23 Oktober 2008

Harga minyak turun lagi: tetap kuatkah kebijakan energi terbarukan? [2]

Turunnya harga minyak dan pengaruhnya pada tertatih-tatih-nya [kembali] implementasi kebijakan energi alternatif, ternyata punya sejarah nyatanya. Ini terjadi di Amerika Serikat pada tahun 1980-an. Pada waktu itu, harga minyak yang tinggi akibat krisis minyak 1972-1973 dan 1979, telah menyebabkan Amerika Serikat menoleh pada energi alternatif seperti angin. Tetapi kebijakan yang menyokong energi alternatif itu tiba-tiba langsung ambruk ketika harga minyak, terutama di awal tahun 1983-an dst, terus turun.

Sekarang juga kejadiannya hampir sama. Kebijakan energi alternatif mulai menghadapi musuh sebenarnya: harga fosil fuel yang rendah.

Dalam pandangan saya, ini merupakan hal yang wajar karena, sepertinya kebijakan energi alternatif terlalu digantungkan pada naik-turunnya harga energi fosil; yang sebenarnya, secara ekonomi, masuk akal. Tetapi itu juga menunjukkan tidak 'merdeka'-nya kebijakan energi alternatif itu.
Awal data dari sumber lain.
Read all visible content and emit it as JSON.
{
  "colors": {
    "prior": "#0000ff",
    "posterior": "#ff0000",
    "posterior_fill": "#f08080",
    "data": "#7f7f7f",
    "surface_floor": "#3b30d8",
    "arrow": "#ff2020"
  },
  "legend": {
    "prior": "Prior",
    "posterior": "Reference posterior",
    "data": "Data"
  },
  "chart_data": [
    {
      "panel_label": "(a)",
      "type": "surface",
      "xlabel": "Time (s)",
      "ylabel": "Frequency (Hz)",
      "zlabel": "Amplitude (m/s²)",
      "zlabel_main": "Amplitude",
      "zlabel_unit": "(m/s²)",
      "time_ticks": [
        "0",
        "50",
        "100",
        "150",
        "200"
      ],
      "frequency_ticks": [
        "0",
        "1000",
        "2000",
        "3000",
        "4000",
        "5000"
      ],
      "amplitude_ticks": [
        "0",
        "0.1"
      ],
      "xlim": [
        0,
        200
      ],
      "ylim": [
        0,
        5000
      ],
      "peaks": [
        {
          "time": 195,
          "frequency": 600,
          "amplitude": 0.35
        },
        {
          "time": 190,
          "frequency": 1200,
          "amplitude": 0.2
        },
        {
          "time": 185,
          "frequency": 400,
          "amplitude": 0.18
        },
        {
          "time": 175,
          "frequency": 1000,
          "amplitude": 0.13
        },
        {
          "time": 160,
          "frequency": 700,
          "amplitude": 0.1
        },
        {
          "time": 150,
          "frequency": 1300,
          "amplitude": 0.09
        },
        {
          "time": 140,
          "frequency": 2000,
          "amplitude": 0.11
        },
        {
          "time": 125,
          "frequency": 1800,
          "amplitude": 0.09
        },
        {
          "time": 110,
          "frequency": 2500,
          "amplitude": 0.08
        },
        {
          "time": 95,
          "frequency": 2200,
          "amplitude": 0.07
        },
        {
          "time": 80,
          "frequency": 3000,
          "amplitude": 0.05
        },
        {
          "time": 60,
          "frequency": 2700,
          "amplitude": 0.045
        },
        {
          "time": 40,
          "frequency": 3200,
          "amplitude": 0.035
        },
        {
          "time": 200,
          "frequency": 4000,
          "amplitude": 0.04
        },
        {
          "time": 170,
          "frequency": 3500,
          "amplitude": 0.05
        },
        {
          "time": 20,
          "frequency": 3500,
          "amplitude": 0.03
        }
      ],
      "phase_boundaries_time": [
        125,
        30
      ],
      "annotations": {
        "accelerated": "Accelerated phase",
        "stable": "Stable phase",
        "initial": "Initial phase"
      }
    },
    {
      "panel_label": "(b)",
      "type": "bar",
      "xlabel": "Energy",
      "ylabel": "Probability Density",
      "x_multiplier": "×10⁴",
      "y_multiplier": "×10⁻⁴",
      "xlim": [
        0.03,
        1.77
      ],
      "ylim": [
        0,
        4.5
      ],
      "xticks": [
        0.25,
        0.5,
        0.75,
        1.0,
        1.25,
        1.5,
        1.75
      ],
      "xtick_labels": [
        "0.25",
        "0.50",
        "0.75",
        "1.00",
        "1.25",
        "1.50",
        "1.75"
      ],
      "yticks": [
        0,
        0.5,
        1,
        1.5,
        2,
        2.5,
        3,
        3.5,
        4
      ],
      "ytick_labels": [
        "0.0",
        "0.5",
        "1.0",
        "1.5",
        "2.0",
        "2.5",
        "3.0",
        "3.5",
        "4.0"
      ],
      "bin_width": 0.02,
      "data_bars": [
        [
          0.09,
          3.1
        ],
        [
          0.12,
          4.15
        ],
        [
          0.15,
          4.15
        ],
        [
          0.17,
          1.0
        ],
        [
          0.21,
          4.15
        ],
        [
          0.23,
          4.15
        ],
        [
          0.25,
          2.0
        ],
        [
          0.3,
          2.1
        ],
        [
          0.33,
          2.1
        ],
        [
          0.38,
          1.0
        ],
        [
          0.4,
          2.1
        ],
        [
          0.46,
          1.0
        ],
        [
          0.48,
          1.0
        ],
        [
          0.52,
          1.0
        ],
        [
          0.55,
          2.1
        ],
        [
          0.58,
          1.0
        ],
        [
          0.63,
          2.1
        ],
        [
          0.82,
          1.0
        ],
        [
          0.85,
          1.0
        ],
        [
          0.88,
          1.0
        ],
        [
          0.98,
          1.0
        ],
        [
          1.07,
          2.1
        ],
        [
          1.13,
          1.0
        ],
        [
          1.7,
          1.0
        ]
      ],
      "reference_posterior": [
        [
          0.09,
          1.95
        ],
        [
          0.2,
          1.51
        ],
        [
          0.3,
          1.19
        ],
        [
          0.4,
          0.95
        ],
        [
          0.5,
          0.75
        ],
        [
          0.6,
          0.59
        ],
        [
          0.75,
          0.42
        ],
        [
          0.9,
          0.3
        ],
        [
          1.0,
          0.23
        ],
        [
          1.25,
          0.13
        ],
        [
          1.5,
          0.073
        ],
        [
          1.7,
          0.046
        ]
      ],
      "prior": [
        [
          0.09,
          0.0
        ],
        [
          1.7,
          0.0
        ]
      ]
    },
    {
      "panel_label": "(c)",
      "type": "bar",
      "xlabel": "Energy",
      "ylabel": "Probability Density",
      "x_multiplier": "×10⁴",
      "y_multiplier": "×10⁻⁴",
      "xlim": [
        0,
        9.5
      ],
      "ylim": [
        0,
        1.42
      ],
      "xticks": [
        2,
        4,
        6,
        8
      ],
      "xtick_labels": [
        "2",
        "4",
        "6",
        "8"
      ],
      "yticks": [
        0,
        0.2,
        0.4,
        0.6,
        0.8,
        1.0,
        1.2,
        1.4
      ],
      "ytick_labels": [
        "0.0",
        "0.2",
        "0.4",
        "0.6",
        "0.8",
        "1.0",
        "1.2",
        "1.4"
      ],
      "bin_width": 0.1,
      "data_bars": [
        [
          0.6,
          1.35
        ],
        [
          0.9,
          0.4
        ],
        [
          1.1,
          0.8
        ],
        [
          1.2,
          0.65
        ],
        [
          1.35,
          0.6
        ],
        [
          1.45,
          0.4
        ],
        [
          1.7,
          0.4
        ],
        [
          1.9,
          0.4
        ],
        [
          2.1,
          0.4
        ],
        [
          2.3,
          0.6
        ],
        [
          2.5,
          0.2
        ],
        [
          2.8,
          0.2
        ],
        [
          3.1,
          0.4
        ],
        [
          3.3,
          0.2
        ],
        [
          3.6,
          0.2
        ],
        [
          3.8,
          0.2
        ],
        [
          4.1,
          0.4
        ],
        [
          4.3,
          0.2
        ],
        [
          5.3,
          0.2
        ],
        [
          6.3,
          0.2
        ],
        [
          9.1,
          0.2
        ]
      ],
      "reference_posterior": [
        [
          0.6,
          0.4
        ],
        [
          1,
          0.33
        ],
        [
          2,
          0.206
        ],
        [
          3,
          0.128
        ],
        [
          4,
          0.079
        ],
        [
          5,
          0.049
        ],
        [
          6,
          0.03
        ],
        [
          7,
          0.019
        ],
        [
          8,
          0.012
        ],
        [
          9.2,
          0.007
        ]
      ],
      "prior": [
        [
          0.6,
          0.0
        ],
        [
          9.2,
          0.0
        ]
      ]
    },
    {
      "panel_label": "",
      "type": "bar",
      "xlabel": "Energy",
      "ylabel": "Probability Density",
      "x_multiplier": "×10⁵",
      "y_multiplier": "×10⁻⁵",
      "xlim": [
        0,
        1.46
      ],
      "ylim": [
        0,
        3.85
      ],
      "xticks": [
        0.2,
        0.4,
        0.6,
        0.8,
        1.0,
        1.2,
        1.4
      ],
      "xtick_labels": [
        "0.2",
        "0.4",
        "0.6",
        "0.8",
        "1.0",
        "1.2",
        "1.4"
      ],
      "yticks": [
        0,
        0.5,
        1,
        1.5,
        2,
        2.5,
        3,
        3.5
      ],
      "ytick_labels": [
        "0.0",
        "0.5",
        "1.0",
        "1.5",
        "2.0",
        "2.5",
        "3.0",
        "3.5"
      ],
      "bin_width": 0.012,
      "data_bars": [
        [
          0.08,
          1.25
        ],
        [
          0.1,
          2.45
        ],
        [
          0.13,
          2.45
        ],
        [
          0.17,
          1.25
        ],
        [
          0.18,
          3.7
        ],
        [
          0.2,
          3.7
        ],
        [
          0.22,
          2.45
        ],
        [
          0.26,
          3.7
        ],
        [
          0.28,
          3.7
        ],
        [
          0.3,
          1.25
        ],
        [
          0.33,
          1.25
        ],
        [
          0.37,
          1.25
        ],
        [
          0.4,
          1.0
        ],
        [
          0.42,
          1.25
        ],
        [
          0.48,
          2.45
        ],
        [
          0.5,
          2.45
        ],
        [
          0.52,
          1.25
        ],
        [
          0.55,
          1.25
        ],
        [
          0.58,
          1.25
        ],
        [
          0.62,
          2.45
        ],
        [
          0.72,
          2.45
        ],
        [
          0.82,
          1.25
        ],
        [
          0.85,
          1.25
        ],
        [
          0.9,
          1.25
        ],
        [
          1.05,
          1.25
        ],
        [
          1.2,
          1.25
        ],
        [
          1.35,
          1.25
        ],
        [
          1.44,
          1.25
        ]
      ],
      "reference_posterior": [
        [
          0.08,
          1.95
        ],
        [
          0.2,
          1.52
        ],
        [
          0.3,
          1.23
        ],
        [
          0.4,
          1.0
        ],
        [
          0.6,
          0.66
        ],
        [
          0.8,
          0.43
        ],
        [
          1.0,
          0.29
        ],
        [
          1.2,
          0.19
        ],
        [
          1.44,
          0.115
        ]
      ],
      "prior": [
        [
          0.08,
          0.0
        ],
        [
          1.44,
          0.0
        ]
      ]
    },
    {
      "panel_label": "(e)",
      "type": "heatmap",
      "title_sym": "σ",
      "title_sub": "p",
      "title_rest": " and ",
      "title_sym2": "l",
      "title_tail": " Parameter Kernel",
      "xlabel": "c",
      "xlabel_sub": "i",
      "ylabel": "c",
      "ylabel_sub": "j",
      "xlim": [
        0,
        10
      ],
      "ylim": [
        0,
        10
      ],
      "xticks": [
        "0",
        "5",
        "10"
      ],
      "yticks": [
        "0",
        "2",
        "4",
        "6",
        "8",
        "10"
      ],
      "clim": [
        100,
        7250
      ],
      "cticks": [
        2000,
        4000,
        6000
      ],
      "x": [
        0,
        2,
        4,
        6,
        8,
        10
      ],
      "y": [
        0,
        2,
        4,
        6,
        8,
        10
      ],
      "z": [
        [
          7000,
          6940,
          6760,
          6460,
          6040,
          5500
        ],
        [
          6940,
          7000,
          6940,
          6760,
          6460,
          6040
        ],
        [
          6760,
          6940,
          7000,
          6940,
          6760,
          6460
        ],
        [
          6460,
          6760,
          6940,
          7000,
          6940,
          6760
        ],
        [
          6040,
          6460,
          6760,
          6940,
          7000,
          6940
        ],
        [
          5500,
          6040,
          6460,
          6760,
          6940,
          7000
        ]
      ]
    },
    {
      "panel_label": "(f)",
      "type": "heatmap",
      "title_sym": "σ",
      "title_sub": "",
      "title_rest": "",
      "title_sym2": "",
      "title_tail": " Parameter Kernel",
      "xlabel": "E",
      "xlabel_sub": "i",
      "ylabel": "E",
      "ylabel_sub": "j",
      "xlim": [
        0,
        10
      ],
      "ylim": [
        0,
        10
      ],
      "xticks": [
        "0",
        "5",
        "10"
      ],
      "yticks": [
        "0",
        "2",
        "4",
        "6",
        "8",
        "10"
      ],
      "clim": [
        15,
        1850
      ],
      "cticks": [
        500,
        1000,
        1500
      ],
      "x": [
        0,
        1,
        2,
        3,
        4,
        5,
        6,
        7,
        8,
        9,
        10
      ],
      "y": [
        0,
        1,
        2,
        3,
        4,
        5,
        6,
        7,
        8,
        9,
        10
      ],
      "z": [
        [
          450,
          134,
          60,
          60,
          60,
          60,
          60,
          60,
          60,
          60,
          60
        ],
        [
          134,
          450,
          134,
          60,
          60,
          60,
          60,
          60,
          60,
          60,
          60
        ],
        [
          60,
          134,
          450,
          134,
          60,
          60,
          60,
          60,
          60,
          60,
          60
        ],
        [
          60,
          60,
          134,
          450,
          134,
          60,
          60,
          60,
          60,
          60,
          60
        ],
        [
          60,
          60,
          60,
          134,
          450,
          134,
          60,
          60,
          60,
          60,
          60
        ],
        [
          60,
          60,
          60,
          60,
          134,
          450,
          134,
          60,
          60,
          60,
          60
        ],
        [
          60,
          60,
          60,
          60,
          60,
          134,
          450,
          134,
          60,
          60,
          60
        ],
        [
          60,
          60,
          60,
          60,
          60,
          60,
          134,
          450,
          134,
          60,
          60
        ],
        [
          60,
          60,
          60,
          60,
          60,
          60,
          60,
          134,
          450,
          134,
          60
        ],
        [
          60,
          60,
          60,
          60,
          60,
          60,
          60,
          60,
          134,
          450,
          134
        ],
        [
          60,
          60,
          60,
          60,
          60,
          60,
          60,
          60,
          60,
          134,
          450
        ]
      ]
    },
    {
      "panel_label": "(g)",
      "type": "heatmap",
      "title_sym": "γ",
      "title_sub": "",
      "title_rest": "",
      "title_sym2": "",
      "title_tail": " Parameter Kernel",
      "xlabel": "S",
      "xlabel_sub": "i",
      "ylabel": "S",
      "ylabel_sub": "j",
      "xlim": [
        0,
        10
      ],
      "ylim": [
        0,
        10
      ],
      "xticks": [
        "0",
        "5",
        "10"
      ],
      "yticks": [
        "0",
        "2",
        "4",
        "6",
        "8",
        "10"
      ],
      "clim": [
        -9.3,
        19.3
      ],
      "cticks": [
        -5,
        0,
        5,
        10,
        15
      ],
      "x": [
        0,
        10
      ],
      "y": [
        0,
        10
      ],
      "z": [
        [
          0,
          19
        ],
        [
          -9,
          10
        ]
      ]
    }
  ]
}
Nah di Indonesia, kebijakan energi alternatif, tidak hanya digantungkan pada volatilitas harga bahan bakar fosil, tetapi juga sebagai sarana untuk mengurangi kemiskinan. Sehingga seharusnya, kebijakan energi alternatif, terutama yang padat karya, seperti biofuel, bisa terus dilanjutkan tanpa harus tergantung pada naik-turunnya harga bahan bakar fosil.